Que font tous ces animaux réunis en ce lieu ? Comment sont-ils décédés et pourquoi retrouve-t-on les éléments de leurs squelettes cassés, mélangés et dispersés sur une surface de 150 m2 ? Lee Rozada tente de le déterminer dans le cadre de la thèse qu’il soutiendra au printemps 2019. Ce doctorant en paléoécologie et en taphonomie au Muséum national d’histoire naturelle a voulu tester l’hypothèse d’une mort en masse. On sait, par la découverte d’autres gisements dans le monde, que les ornithomimosaures formaient, à l’image des autruches actuelles, de grands troupeaux de juvéniles.
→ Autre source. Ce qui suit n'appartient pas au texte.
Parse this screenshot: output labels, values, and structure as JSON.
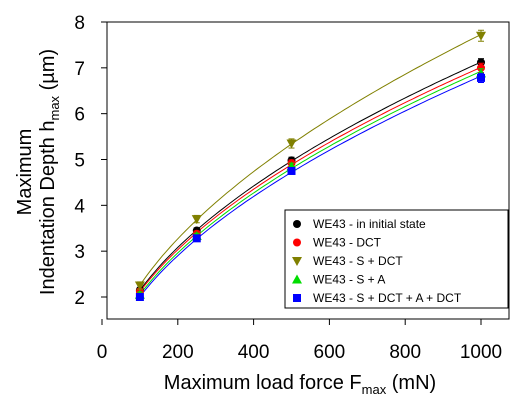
{
  "chart_data": {
    "type": "scatter",
    "xlabel": "Maximum load force F",
    "xlabel_sub": "max",
    "xlabel_unit": " (mN)",
    "ylabel_line1": "Maximum",
    "ylabel_line2": "Indentation Depth h",
    "ylabel_sub": "max",
    "ylabel_unit": " (µm)",
    "xlim": [
      0,
      1100
    ],
    "ylim": [
      1.5,
      8
    ],
    "x_ticks": [
      0,
      200,
      400,
      600,
      800,
      1000
    ],
    "y_ticks": [
      2,
      3,
      4,
      5,
      6,
      7,
      8
    ],
    "legend_position": "bottom-right",
    "grid": false,
    "fit_curves": true,
    "series": [
      {
        "name": "WE43 - in initial state",
        "marker": "circle",
        "color": "#000000",
        "x": [
          100,
          250,
          500,
          1000
        ],
        "y": [
          2.15,
          3.45,
          4.98,
          7.12
        ],
        "err": [
          0.06,
          0.06,
          0.07,
          0.08
        ]
      },
      {
        "name": "WE43 - DCT",
        "marker": "circle",
        "color": "#ff0000",
        "x": [
          100,
          250,
          500,
          1000
        ],
        "y": [
          2.12,
          3.38,
          4.92,
          7.0
        ],
        "err": [
          0.06,
          0.06,
          0.07,
          0.1
        ]
      },
      {
        "name": "WE43 - S + DCT",
        "marker": "triangle-down",
        "color": "#808000",
        "x": [
          100,
          250,
          500,
          1000
        ],
        "y": [
          2.25,
          3.7,
          5.35,
          7.7
        ],
        "err": [
          0.08,
          0.08,
          0.1,
          0.12
        ]
      },
      {
        "name": "WE43 - S + A",
        "marker": "triangle-up",
        "color": "#00dd00",
        "x": [
          100,
          250,
          500,
          1000
        ],
        "y": [
          2.05,
          3.33,
          4.85,
          6.88
        ],
        "err": [
          0.06,
          0.06,
          0.07,
          0.1
        ]
      },
      {
        "name": "WE43 - S + DCT + A + DCT",
        "marker": "square",
        "color": "#0000ff",
        "x": [
          100,
          250,
          500,
          1000
        ],
        "y": [
          2.0,
          3.28,
          4.75,
          6.78
        ],
        "err": [
          0.06,
          0.06,
          0.07,
          0.1
        ]
      }
    ]
  }
}
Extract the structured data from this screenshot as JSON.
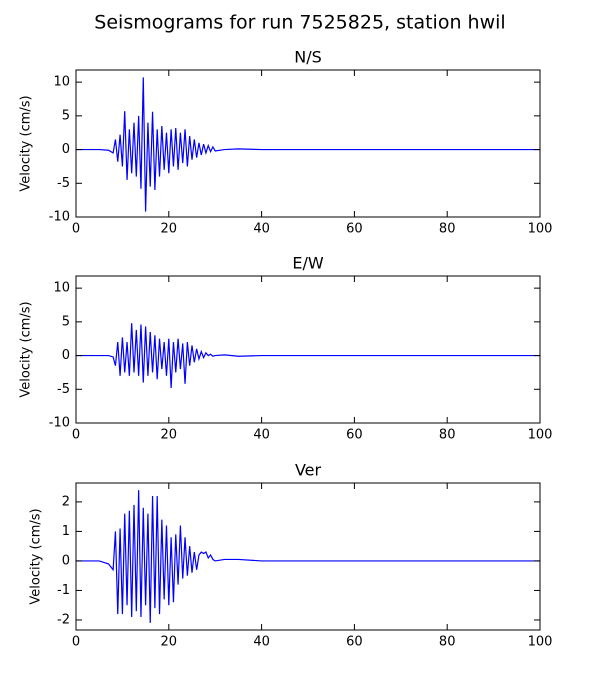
{
  "title": "Seismograms for run 7525825, station hwil",
  "chart_data": [
    {
      "type": "line",
      "title": "N/S",
      "y_label": "Velocity (cm/s)",
      "color": "#0000ff",
      "x": [
        0,
        5,
        7,
        8,
        8.5,
        9,
        9.5,
        10,
        10.5,
        11,
        11.5,
        12,
        12.5,
        13,
        13.5,
        14,
        14.5,
        15,
        15.5,
        16,
        16.5,
        17,
        17.5,
        18,
        18.5,
        19,
        19.5,
        20,
        20.5,
        21,
        21.5,
        22,
        22.5,
        23,
        23.5,
        24,
        24.5,
        25,
        25.5,
        26,
        26.5,
        27,
        27.5,
        28,
        28.5,
        29,
        29.5,
        30,
        32,
        35,
        40,
        100
      ],
      "values": [
        0,
        0,
        -0.1,
        -0.5,
        1.5,
        -1.8,
        2.2,
        -2.5,
        5.7,
        -4.5,
        3,
        -3.5,
        4,
        -4,
        5,
        -5.8,
        10.7,
        -9.2,
        4,
        -5.5,
        5.6,
        -6,
        3,
        -4,
        3.5,
        -3,
        2.5,
        -3.5,
        3,
        -2.5,
        3.2,
        -3,
        2.5,
        -2,
        3,
        -2.5,
        2,
        -1.5,
        1.5,
        -1.2,
        1,
        -0.8,
        0.8,
        -0.5,
        0.6,
        -0.3,
        0.4,
        -0.2,
        0,
        0.1,
        0,
        0
      ],
      "xlim": [
        0,
        100
      ],
      "xticks": [
        0,
        20,
        40,
        60,
        80,
        100
      ],
      "ylim": [
        -10,
        11.8
      ],
      "yticks": [
        -10,
        -5,
        0,
        5,
        10
      ]
    },
    {
      "type": "line",
      "title": "E/W",
      "y_label": "Velocity (cm/s)",
      "color": "#0000ff",
      "x": [
        0,
        5,
        7,
        8,
        8.5,
        9,
        9.5,
        10,
        10.5,
        11,
        11.5,
        12,
        12.5,
        13,
        13.5,
        14,
        14.5,
        15,
        15.5,
        16,
        16.5,
        17,
        17.5,
        18,
        18.5,
        19,
        19.5,
        20,
        20.5,
        21,
        21.5,
        22,
        22.5,
        23,
        23.5,
        24,
        24.5,
        25,
        25.5,
        26,
        26.5,
        27,
        27.5,
        28,
        28.5,
        29,
        29.5,
        30,
        32,
        35,
        40,
        100
      ],
      "values": [
        0,
        0,
        0,
        -0.2,
        -1.5,
        2,
        -3,
        2.7,
        -2.5,
        2,
        -3,
        4.8,
        -2.5,
        3.8,
        -3,
        4.6,
        -4,
        4.3,
        -3,
        3.5,
        -2.5,
        3,
        -3.5,
        2.5,
        -2,
        2,
        -3,
        2.5,
        -4.8,
        2,
        -2.5,
        2.5,
        -2,
        1.8,
        -4.2,
        2,
        -1.5,
        1.5,
        -1,
        1,
        -0.5,
        0.6,
        -0.3,
        0.4,
        0,
        0.2,
        -0.1,
        0,
        0.1,
        -0.1,
        0,
        0
      ],
      "xlim": [
        0,
        100
      ],
      "xticks": [
        0,
        20,
        40,
        60,
        80,
        100
      ],
      "ylim": [
        -10,
        11.8
      ],
      "yticks": [
        -10,
        -5,
        0,
        5,
        10
      ]
    },
    {
      "type": "line",
      "title": "Ver",
      "y_label": "Velocity (cm/s)",
      "color": "#0000ff",
      "x": [
        0,
        5,
        7,
        8,
        8.5,
        9,
        9.5,
        10,
        10.5,
        11,
        11.5,
        12,
        12.5,
        13,
        13.5,
        14,
        14.5,
        15,
        15.5,
        16,
        16.5,
        17,
        17.5,
        18,
        18.5,
        19,
        19.5,
        20,
        20.5,
        21,
        21.5,
        22,
        22.5,
        23,
        23.5,
        24,
        24.5,
        25,
        25.5,
        26,
        26.5,
        27,
        27.5,
        28,
        28.5,
        29,
        29.5,
        30,
        32,
        35,
        40,
        100
      ],
      "values": [
        0,
        0,
        -0.1,
        -0.3,
        1,
        -1.8,
        1.1,
        -1.8,
        1.6,
        -1.5,
        1.7,
        -1.9,
        1.9,
        -1.7,
        2.4,
        -1.9,
        1.8,
        -1.5,
        1.6,
        -2.1,
        2.2,
        -1.6,
        2.2,
        -1.8,
        1.4,
        -1.3,
        1.2,
        -1.5,
        0.8,
        -1.4,
        0.9,
        -0.8,
        1.2,
        -0.6,
        0.8,
        -0.5,
        0.5,
        -0.4,
        0.3,
        -0.3,
        0.2,
        0.3,
        0.25,
        0.3,
        0.1,
        0.2,
        0.05,
        0,
        0.05,
        0.05,
        0,
        0
      ],
      "xlim": [
        0,
        100
      ],
      "xticks": [
        0,
        20,
        40,
        60,
        80,
        100
      ],
      "ylim": [
        -2.34,
        2.64
      ],
      "yticks": [
        -2,
        -1,
        0,
        1,
        2
      ]
    }
  ]
}
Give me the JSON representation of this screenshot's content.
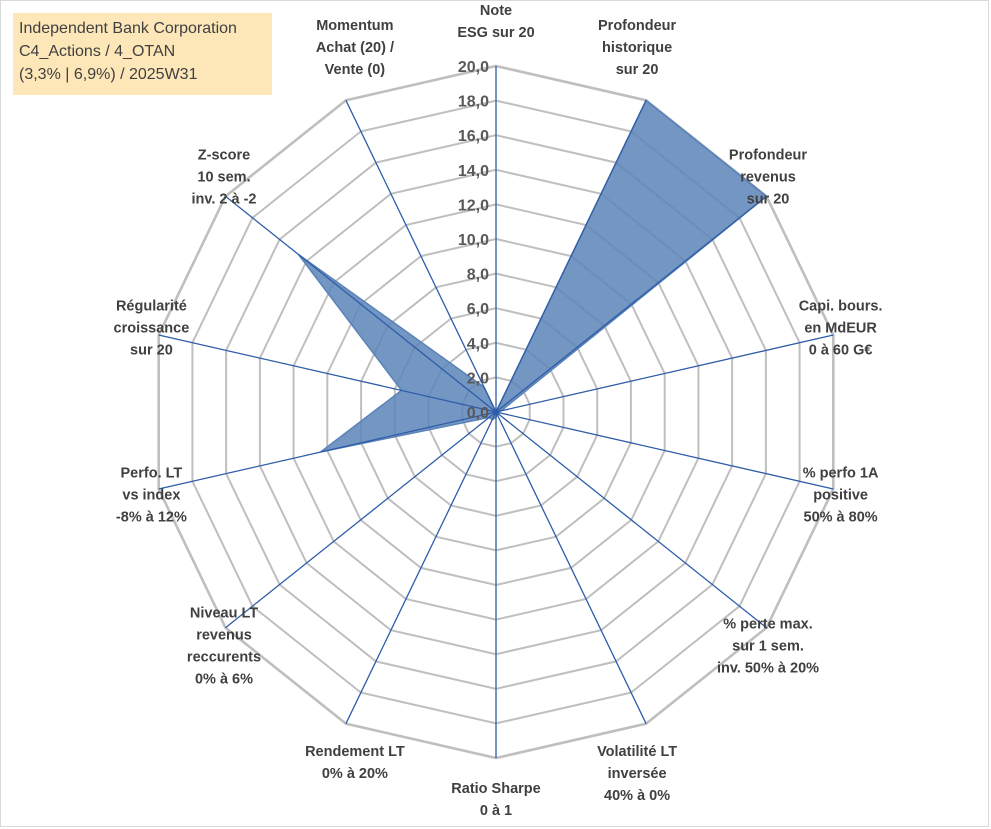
{
  "title_box": {
    "line1": "Independent Bank Corporation",
    "line2": "C4_Actions / 4_OTAN",
    "line3": "(3,3% | 6,9%) / 2025W31"
  },
  "colors": {
    "fill": "#5b84b8",
    "axis": "#2e5da8",
    "grid": "#bfbfbf",
    "title_bg": "#fde7b9"
  },
  "chart_data": {
    "type": "radar",
    "title": "",
    "rmin": 0,
    "rmax": 20,
    "tick_step": 2,
    "tick_labels": [
      "0,0",
      "2,0",
      "4,0",
      "6,0",
      "8,0",
      "10,0",
      "12,0",
      "14,0",
      "16,0",
      "18,0",
      "20,0"
    ],
    "axes": [
      {
        "label": [
          "Note",
          "ESG sur 20"
        ],
        "value": 0
      },
      {
        "label": [
          "Profondeur",
          "historique",
          "sur 20"
        ],
        "value": 20
      },
      {
        "label": [
          "Profondeur",
          "revenus",
          "sur 20"
        ],
        "value": 20
      },
      {
        "label": [
          "Capi. bours.",
          "en MdEUR",
          "0 à 60 G€"
        ],
        "value": 0.3
      },
      {
        "label": [
          "% perfo 1A",
          "positive",
          "50% à 80%"
        ],
        "value": 0
      },
      {
        "label": [
          "% perte max.",
          "sur 1 sem.",
          "inv. 50% à 20%"
        ],
        "value": 0.2
      },
      {
        "label": [
          "Volatilité LT",
          "inversée",
          "40% à 0%"
        ],
        "value": 0.2
      },
      {
        "label": [
          "Ratio Sharpe",
          "0 à 1"
        ],
        "value": 0.3
      },
      {
        "label": [
          "Rendement LT",
          "0% à 20%"
        ],
        "value": 0.5
      },
      {
        "label": [
          "Niveau LT",
          "revenus",
          "reccurents",
          "0% à 6%"
        ],
        "value": 0.5
      },
      {
        "label": [
          "Perfo. LT",
          "vs index",
          "-8% à 12%"
        ],
        "value": 10.4
      },
      {
        "label": [
          "Régularité",
          "croissance",
          "sur 20"
        ],
        "value": 5.6
      },
      {
        "label": [
          "Z-score",
          "10 sem.",
          "inv. 2 à -2"
        ],
        "value": 14.6
      },
      {
        "label": [
          "Momentum",
          "Achat (20) /",
          "Vente (0)"
        ],
        "value": 1.6
      }
    ]
  }
}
On connaît même un cas, à Suhongtu, en Chine, où il a pu être établi qu’un de ces groupes s’était fait piéger dans de la boue, entraînant la mort de 26 de ces théropodes.
Ce sinistre drame s’est-il répété en Charente ? C’est ce qu’a cherché à savoir Lee Rozada. Il a d’abord constaté que les tibias d’ornithomimosaures charentais se répartissaient en quatre catégories de taille, correspondant chacune à des individus d’âges différents, allant du juvénile au subadulte. Puis, après analyse de la position et des dimensions de l’ensemble des débris osseux récupérés, il a écarté la possibilité qu’un cours d’eau ait, sous l’effet du courant, rassemblé à cet endroit des ossements issus de squelettes isolés. Enfin, Lee Rozada a étudié les traces de morsures visibles sur plusieurs spécimens.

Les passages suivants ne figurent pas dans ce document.